Currently, people busted for smoking weed can be fined as much as 3,750 euros, which is a little more than $4,600 USD. Additionally, cannabis consumers might also get up to a full year in prison.
According to recent arrest data, there were roughly 64,000 drug-related convictions in France in 2015. Out of these convictions, 40,000 were for illegal drug use, and 3,098 ended with an actual prison sentence.
But all of this could be changing. French officials announced today a new plan to simplify the process of prosecuting cannabis consumers. Under the new plan, people caught smoking weed would be given a simple, on-the-spot citation. Tickets will carry a much smaller fine than those imposed by current laws.
Officials said the new fines would be between 150 and 200 euros, or roughly $180 to $250 USD.
Lawmakers in France who favor the change praised the new plan as providing a much simpler way to enforce drug laws. In particular, officials said the changes would free law enforcement officers and courts from the heavy bureaucratic burdens of processing large numbers of non-violent weed smokers.

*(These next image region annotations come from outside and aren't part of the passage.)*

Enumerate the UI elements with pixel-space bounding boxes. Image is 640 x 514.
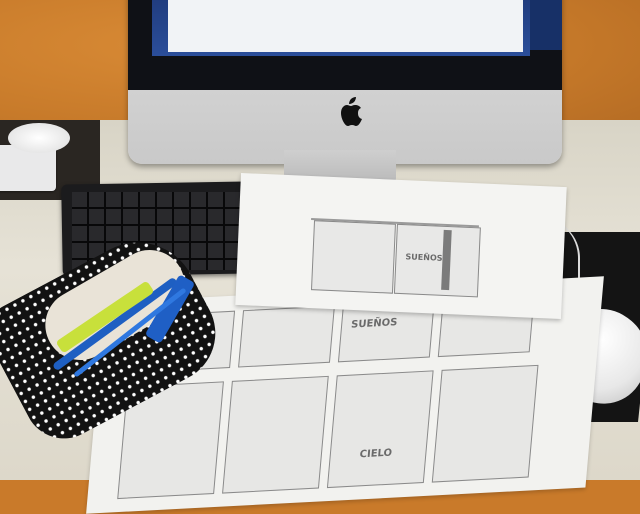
screen-document — [168, 0, 523, 52]
storyboard-panel — [238, 305, 335, 368]
storyboard-sheet-top: SUEÑOS — [235, 172, 567, 320]
storyboard-panel — [222, 375, 329, 494]
left-mouse — [8, 123, 70, 153]
screen-desktop-area — [530, 0, 562, 50]
sketch-text: CIELO — [359, 447, 393, 461]
apple-logo-icon — [341, 97, 362, 126]
sketch-text: SUEÑOS — [405, 252, 443, 263]
storyboard-panel — [431, 364, 539, 483]
storyboard-panel — [326, 370, 434, 489]
storyboard-panel — [310, 220, 396, 294]
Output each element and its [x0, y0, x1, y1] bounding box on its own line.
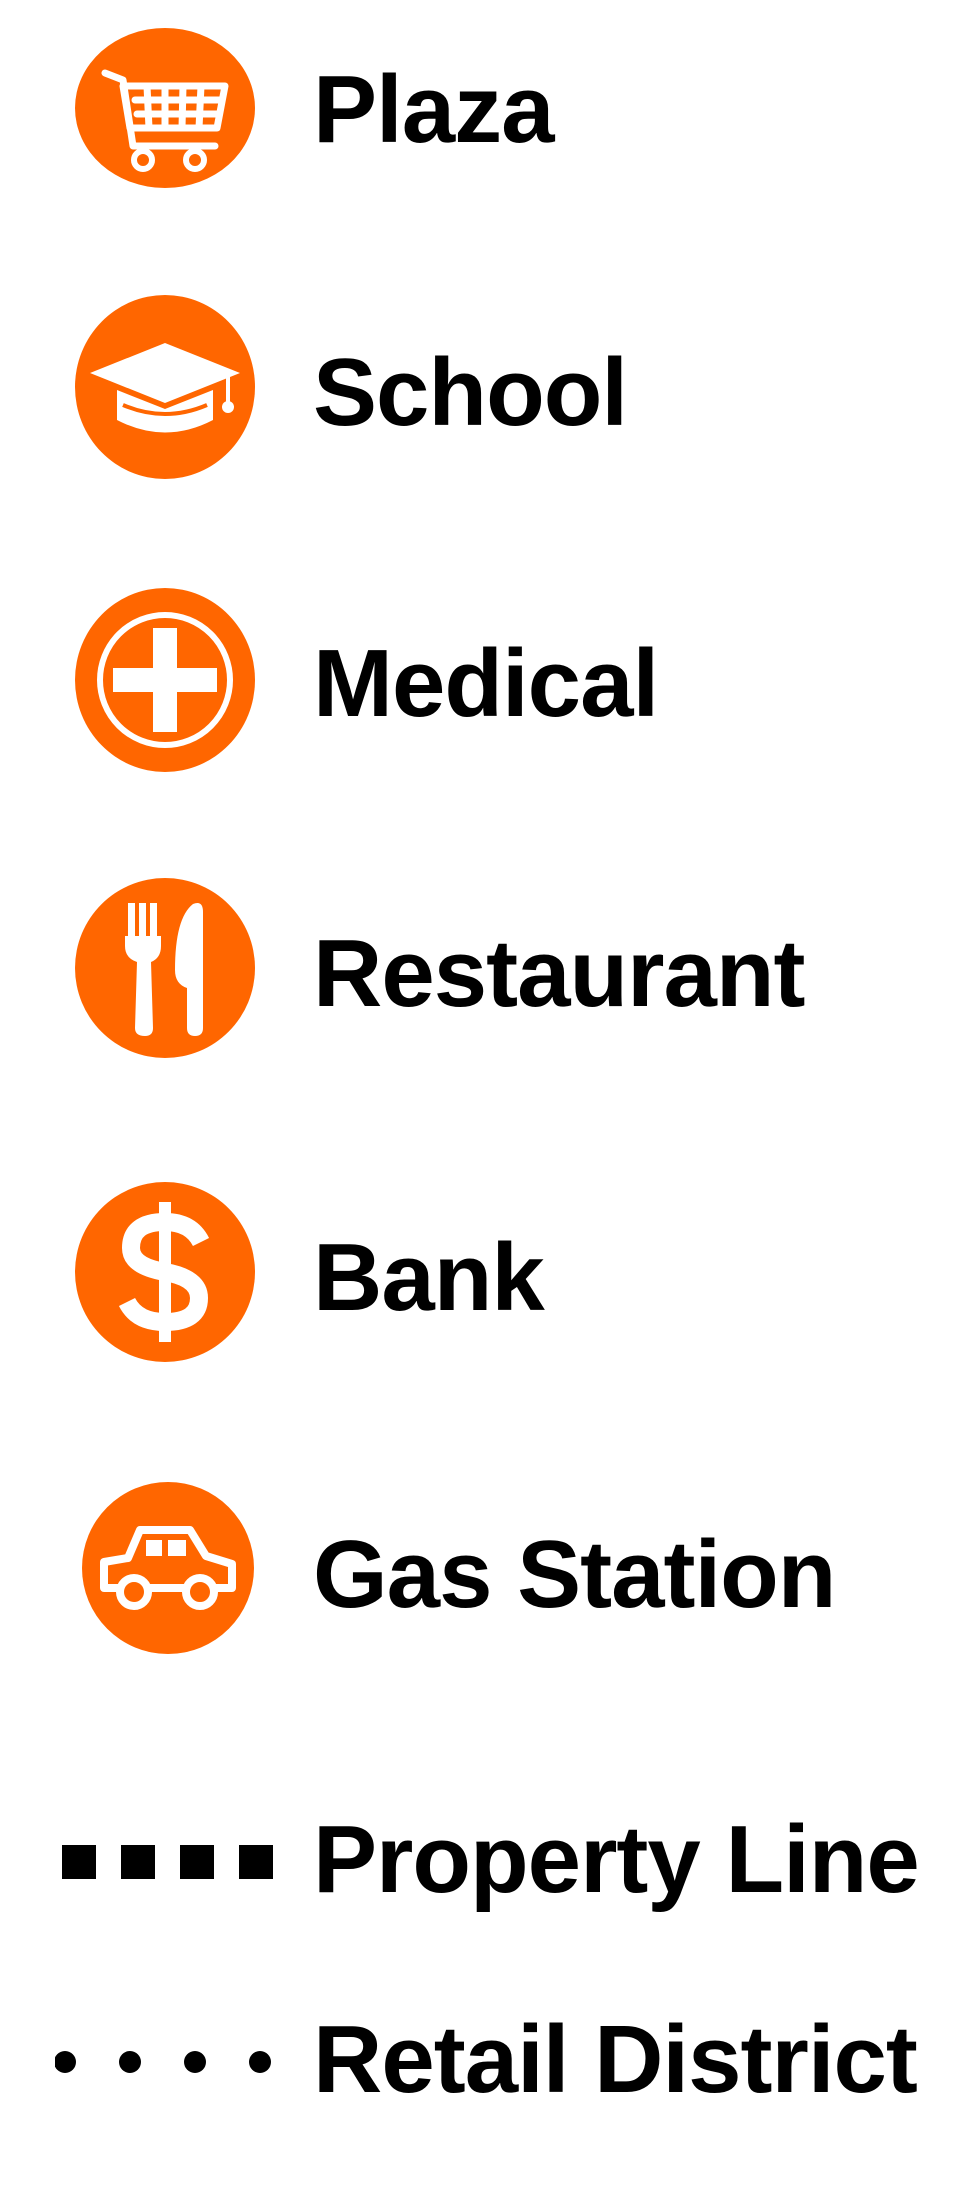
legend-label-retail-district: Retail District — [313, 2006, 918, 2113]
property-line-symbol — [55, 1832, 285, 1892]
fork-knife-icon — [75, 878, 255, 1058]
legend-item-school: School — [0, 295, 970, 495]
legend-item-bank: Bank — [0, 1182, 970, 1382]
legend-item-gas-station: Gas Station — [0, 1482, 970, 1682]
legend-item-restaurant: Restaurant — [0, 878, 970, 1078]
legend-label-medical: Medical — [313, 630, 659, 737]
legend-item-plaza: Plaza — [0, 28, 970, 228]
legend-label-property-line: Property Line — [313, 1806, 920, 1913]
legend-label-gas-station: Gas Station — [313, 1521, 836, 1628]
legend-item-medical: Medical — [0, 588, 970, 788]
shopping-cart-icon — [75, 28, 255, 208]
graduation-cap-icon — [75, 295, 255, 480]
legend-label-plaza: Plaza — [313, 56, 554, 163]
legend-label-school: School — [313, 339, 628, 446]
legend-item-property-line: Property Line — [0, 1800, 970, 2000]
medical-cross-icon — [75, 588, 255, 773]
legend-label-restaurant: Restaurant — [313, 920, 805, 1027]
car-icon — [82, 1482, 254, 1654]
map-legend: Plaza School Medical Restaurant Bank Gas… — [0, 0, 970, 2120]
legend-label-bank: Bank — [313, 1224, 545, 1331]
dollar-sign-icon — [75, 1182, 255, 1362]
legend-item-retail-district: Retail District — [0, 2010, 970, 2210]
retail-district-symbol — [55, 2032, 285, 2092]
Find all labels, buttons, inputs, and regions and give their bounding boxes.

“The fixed fine of 150-200 euros that I propose would enable police officers in the field to stop the legal procedure there and then with the person who has been caught,” said French MP Robin Reda. Along with MP Eric Pouillat, Reda helped spearhead the effort to change France’s weed laws.
He added: “The advantage of this is that the punishment is immediate and systematic.”
Is France Moving Toward Legalization?
These changes will certainly create more relaxed marijuana laws in France. But government officials were clear that these changes do not amount to anything close to legalization—or even decriminalization.
France’s Interior Minister Gerard Collomb made this explicitly clear, telling French media: “There will be no decriminalization for cannabis use.”
Collomb’s statement echoes the attitude of Bruno Le Maire, the country’s Finance Minister.
“Cannabis must not be legalized,” Le Maire said recently. “On the other hand, we must take a good hard look at where we have gone wrong. We have the harshest laws in Europe, yet the highest consumption rates.”
Final Hit: Is France Relaxing Laws Against Marijuana Use?
Current stats reveal high rates of cannabis consumption in France. Roughly 17 million people report having tried weed, while 1.4 million said they consume cannabis regularly. Of those regular users, 700,000 said they consumer weed every day. And these numbers are on the rise. So is France relaxing laws against marijuana use? Or planning to, at least?
By loosening some aspects of its cannabis laws, France is moving a little bit closer to other European countries with relaxed approaches to marijuana. Countries like The Netherlands, Germany, and Italy have so far led the charge in the EU toward decriminalization and legalization.